A colony needs an ample amount of honey in store going into winter in order for them to make it through to spring until flowers begin to appear. We try to be extra careful by leaving as much honey as we believe they need, even if it means leaving a honey super on top of their hive. The honey that they produce is far more healthy for them than any sugar supplement otherwise needed. However, it is common practice for beekeepers to supplement nutrition by feeding syrup and/or patties made with mixtures of table sugar and water.

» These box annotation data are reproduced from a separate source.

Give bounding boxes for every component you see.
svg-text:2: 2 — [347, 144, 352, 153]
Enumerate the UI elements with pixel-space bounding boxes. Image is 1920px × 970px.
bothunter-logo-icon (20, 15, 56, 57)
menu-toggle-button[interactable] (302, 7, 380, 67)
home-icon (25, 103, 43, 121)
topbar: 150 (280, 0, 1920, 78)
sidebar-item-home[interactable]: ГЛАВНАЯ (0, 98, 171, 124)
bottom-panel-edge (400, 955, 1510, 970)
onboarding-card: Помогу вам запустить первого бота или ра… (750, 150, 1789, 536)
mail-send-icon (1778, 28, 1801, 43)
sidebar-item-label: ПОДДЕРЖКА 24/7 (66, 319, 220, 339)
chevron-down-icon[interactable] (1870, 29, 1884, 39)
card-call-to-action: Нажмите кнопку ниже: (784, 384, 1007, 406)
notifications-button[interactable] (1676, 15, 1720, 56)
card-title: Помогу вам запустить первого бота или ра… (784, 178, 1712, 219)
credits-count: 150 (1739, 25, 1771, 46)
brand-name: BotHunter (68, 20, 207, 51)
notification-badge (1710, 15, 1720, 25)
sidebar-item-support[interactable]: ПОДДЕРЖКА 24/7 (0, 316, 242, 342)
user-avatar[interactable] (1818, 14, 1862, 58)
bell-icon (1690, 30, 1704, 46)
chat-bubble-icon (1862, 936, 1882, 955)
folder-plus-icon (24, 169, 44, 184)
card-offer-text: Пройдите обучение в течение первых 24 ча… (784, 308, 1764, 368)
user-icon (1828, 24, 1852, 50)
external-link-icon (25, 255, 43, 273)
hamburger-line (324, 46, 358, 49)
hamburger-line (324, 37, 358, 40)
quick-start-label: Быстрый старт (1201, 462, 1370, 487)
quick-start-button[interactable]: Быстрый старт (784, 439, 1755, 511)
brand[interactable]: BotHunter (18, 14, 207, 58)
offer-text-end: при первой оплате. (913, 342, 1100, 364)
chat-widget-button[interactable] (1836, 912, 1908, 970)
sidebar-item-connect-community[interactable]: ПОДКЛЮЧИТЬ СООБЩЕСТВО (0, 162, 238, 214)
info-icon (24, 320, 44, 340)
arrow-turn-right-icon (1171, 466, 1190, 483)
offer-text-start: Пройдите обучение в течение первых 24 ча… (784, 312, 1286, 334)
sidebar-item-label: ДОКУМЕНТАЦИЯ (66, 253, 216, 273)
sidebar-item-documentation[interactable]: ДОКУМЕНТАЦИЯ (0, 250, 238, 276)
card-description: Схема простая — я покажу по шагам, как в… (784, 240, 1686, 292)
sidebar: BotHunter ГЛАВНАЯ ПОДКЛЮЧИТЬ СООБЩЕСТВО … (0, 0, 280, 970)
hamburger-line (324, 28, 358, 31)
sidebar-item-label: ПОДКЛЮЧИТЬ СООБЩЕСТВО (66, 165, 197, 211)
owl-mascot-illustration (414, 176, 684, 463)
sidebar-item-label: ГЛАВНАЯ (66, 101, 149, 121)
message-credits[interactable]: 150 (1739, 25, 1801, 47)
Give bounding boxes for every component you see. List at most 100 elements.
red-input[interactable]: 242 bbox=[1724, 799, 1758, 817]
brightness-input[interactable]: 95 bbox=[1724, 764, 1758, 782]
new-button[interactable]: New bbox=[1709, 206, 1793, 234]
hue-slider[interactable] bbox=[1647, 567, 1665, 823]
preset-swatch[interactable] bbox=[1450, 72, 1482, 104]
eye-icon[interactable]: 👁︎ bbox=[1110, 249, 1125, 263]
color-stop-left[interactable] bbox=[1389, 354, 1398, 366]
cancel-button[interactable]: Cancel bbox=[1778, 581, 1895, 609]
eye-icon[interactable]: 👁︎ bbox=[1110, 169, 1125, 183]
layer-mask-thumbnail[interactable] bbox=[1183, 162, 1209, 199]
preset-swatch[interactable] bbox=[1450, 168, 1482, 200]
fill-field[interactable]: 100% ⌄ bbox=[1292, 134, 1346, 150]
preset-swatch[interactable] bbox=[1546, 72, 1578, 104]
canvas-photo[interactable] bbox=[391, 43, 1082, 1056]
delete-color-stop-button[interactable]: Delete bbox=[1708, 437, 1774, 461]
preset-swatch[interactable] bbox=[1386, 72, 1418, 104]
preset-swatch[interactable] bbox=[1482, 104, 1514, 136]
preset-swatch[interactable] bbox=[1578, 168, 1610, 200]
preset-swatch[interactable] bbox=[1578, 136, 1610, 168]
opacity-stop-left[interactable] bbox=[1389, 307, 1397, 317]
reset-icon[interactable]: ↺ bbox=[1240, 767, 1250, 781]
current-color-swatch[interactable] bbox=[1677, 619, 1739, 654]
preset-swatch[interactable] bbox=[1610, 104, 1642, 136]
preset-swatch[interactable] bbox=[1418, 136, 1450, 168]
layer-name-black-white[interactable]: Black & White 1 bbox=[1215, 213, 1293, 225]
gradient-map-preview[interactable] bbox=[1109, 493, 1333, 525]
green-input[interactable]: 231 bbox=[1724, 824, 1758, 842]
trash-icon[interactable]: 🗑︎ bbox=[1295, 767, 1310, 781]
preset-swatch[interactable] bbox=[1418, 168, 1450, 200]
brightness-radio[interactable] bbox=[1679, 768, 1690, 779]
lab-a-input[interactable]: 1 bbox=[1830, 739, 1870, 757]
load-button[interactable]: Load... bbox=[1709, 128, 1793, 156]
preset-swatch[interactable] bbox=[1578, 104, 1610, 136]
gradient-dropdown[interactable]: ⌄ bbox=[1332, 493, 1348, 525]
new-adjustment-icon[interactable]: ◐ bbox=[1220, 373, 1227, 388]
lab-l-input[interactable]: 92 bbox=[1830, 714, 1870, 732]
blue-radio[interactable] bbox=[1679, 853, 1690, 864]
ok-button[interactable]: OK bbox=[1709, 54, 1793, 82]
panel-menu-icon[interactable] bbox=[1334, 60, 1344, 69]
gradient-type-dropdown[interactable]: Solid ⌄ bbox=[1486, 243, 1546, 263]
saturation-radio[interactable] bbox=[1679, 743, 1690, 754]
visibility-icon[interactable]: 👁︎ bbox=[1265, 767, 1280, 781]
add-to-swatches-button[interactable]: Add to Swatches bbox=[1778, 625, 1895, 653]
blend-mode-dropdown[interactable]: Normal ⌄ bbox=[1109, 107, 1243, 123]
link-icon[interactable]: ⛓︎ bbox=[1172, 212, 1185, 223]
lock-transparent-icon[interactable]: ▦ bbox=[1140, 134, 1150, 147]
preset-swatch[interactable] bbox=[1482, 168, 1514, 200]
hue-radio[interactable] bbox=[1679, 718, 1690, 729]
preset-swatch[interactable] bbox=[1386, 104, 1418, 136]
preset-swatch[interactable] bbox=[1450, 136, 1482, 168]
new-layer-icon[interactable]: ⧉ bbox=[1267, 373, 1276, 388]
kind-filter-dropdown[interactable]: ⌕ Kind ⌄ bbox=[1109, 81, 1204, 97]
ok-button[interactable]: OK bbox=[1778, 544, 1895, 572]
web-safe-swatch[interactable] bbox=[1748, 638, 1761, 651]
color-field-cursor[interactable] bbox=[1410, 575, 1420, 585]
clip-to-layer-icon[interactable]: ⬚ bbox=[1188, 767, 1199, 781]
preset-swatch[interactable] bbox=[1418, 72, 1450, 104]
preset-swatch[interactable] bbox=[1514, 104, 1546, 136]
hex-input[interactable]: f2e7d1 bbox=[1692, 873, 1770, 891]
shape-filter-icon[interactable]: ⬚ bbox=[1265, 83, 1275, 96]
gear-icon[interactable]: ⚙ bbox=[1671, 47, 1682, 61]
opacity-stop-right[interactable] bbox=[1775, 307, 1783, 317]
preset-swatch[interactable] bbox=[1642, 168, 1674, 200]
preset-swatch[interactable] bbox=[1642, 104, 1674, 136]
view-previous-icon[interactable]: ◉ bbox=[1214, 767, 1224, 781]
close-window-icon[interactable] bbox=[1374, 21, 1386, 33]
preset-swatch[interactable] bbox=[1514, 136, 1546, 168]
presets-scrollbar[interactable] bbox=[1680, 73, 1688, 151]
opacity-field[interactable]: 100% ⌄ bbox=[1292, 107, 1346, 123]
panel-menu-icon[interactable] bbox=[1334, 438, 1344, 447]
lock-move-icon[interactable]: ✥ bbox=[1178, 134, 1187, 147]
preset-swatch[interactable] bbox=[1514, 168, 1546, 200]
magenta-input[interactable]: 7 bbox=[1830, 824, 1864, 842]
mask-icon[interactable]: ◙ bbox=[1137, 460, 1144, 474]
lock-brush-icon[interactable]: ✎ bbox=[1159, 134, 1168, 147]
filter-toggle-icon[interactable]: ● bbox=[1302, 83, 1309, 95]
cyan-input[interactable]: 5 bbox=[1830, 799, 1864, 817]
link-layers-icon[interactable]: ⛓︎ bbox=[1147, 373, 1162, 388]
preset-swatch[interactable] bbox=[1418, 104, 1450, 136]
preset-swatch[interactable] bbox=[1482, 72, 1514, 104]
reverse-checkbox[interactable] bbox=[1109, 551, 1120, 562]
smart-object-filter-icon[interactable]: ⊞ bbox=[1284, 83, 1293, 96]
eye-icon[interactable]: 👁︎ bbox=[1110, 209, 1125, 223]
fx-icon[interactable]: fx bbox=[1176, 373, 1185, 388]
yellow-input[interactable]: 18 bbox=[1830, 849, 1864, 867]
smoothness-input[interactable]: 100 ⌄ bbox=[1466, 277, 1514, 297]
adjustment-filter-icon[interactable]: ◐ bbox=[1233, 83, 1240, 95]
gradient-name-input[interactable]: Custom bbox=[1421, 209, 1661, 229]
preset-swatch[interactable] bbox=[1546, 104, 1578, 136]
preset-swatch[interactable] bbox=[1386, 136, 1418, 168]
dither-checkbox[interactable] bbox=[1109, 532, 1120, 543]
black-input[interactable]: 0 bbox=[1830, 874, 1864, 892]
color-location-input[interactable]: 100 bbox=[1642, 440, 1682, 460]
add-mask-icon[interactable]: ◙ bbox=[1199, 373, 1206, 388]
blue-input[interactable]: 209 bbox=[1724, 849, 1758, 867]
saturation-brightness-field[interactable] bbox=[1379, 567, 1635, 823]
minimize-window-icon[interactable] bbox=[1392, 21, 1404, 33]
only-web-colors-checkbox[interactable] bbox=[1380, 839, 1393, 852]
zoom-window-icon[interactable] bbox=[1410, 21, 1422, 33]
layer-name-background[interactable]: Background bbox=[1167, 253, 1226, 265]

If outside temperatures are below 40 degrees at night, sugar patties are made. A sugar patty will consist of organic sugar (or table sugar if organic is not available) mixed with just enough water to hold it together. We will put this mixture into a one gallon size Ziplock bag with two small 1″ X 1″ X 4″ chunks of wood placed inside and on what will become the bottom side of the bag. This will keep the bees from suffocating underneath. When we place the bag on top of the hive frames, we will cut slits into the bag so the bees have access to the sugar patty. I have also added one drop of peppermint essential oil to this mixture when I believe they need a little help stimulating their appetite. I also believe that it helps ward off mites.

When temperatures are above 40 degrees at night, we may feed sugar syrup. Early in the Spring we may feed the bees a 2:1 ratio, sugar to water to give them a bit of a boost. If they are still taking it in as flowers begin to bloom, we will cut it back to a 1:1 ratio.

We stop feeding as soon as we see the obvious nectar flow. Meaning the bees are on all nearby blossoms and they slow or stop consuming the syrup.